La température de couleur

B2 incandescence

Filament d’une ampoule à incandescence : l’énergie électrique chauffe le filament qui se débarrasse à son tour de l’énergie sous forme de chaleur et de lumière.

Rouge-orangé => moins chaud que jaune-orangé

_

L’ECHELLE ABSOLUE DE TEMPERATURE

B rayonnements

Tous les corps rayonnent de l’énergie (chaleur, lumière, ondes radio, etc.)

En physique, la température se mesure en degrés Kelvin (symbole K, du nom de Lord Kelvin), on nomme cela l’échelle “absolue” de la température (0 K étant la température minimale atteignable dans notre univers, il n’y a rien “en dessous” de 0 K).

Les degrés Kelvin sont séparés entre-eux du même écart que les degrés Celsius (symbole °C), mais sont décalés de -273,15 °C, qui correspond au 0 K

Pour toute température en K on ajoute dont 273,15 et on obtient la valeur en °C, par exemple, la température à laquelle l’eau devient de la glace (0°C) est : 273,15 K

_

LE SPECTRE ELECTROMAGNETIQUE

A spectre electromagnet

On a coutume d’illustrer par le genre de schéma ci-dessus le spectre électro-magnétique, dont la lumière visible fait partie.

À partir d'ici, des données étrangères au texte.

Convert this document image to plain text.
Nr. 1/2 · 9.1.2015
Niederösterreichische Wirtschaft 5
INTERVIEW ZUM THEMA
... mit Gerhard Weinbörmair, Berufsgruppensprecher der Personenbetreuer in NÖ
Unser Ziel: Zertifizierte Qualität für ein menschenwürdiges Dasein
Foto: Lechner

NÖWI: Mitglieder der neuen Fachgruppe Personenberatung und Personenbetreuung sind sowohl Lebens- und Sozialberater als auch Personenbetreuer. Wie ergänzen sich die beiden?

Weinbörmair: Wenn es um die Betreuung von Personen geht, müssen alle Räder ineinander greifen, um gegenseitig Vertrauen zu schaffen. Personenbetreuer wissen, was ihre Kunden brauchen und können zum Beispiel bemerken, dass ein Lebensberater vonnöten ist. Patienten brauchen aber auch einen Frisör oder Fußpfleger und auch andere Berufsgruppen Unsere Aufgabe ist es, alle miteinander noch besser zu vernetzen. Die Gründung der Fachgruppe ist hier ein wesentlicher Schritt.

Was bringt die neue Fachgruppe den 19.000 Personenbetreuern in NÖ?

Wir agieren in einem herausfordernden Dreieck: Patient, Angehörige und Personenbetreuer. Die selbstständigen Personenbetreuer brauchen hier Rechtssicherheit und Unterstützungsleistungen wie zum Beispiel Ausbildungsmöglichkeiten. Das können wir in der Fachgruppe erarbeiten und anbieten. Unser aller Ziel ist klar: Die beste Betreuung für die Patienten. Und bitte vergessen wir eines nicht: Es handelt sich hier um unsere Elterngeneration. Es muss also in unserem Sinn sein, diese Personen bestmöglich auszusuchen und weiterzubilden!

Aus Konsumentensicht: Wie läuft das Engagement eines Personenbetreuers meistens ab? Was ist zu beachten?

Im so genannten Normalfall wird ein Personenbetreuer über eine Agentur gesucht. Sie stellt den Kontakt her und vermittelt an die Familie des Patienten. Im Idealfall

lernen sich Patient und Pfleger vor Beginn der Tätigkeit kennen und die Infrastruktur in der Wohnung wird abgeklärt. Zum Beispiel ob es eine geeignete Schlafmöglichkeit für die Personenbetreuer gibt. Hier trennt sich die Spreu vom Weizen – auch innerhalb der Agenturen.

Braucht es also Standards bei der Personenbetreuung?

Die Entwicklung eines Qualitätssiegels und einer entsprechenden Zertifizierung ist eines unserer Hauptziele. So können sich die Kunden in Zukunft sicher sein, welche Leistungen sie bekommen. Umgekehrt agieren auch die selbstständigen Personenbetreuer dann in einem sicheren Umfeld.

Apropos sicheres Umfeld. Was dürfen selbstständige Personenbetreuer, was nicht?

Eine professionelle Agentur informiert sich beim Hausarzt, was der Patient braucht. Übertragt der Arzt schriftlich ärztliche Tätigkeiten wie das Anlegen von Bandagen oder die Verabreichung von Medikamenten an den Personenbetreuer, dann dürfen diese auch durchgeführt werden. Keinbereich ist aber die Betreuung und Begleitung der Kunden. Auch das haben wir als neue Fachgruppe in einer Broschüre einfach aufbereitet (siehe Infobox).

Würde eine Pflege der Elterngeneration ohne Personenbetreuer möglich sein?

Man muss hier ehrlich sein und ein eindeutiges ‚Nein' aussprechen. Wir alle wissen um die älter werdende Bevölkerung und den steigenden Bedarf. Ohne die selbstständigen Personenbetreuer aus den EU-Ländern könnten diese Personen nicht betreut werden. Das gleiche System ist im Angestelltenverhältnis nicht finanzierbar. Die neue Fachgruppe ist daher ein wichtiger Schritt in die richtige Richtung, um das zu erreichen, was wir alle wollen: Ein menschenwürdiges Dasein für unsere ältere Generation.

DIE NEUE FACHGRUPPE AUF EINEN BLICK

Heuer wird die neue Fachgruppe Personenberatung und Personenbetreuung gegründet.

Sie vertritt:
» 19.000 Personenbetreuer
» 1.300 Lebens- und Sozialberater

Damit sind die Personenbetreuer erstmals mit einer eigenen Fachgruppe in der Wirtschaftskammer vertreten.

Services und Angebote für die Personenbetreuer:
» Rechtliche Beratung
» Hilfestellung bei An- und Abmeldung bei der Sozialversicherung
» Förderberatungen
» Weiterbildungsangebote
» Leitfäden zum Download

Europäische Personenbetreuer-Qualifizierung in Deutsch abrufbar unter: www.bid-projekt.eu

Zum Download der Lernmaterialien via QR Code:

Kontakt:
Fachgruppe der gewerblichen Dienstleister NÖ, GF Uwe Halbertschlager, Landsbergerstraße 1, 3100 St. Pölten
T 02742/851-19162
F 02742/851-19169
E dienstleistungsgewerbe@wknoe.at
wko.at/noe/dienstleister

Tous les rayonnement présents dans le schéma ci-dessus sont des ondes électromagnétiques qui se propagent à la même vitesse (la “vitesse de la lumière”). En revanche, leur fréquence varie (la fréquence se mesure en Hz, qui correspond au nombre de cycles par seconde – du nom du physicien Heinrich Hertz), sur le présent schéma de 1 Hz à 1 ZHz (d’un cycle par seconde à 1021 cycles par seconde)

Onde_électromagnétique

L’onde électromagnétique est l’un des modèles utilisés en physique pour représenter les rayonnements : c’est une oscillation couplée (simultanée) d’un champ électrique et d’un champ magnétique, se propageant à la vitesse de la lumière et en ligne droite.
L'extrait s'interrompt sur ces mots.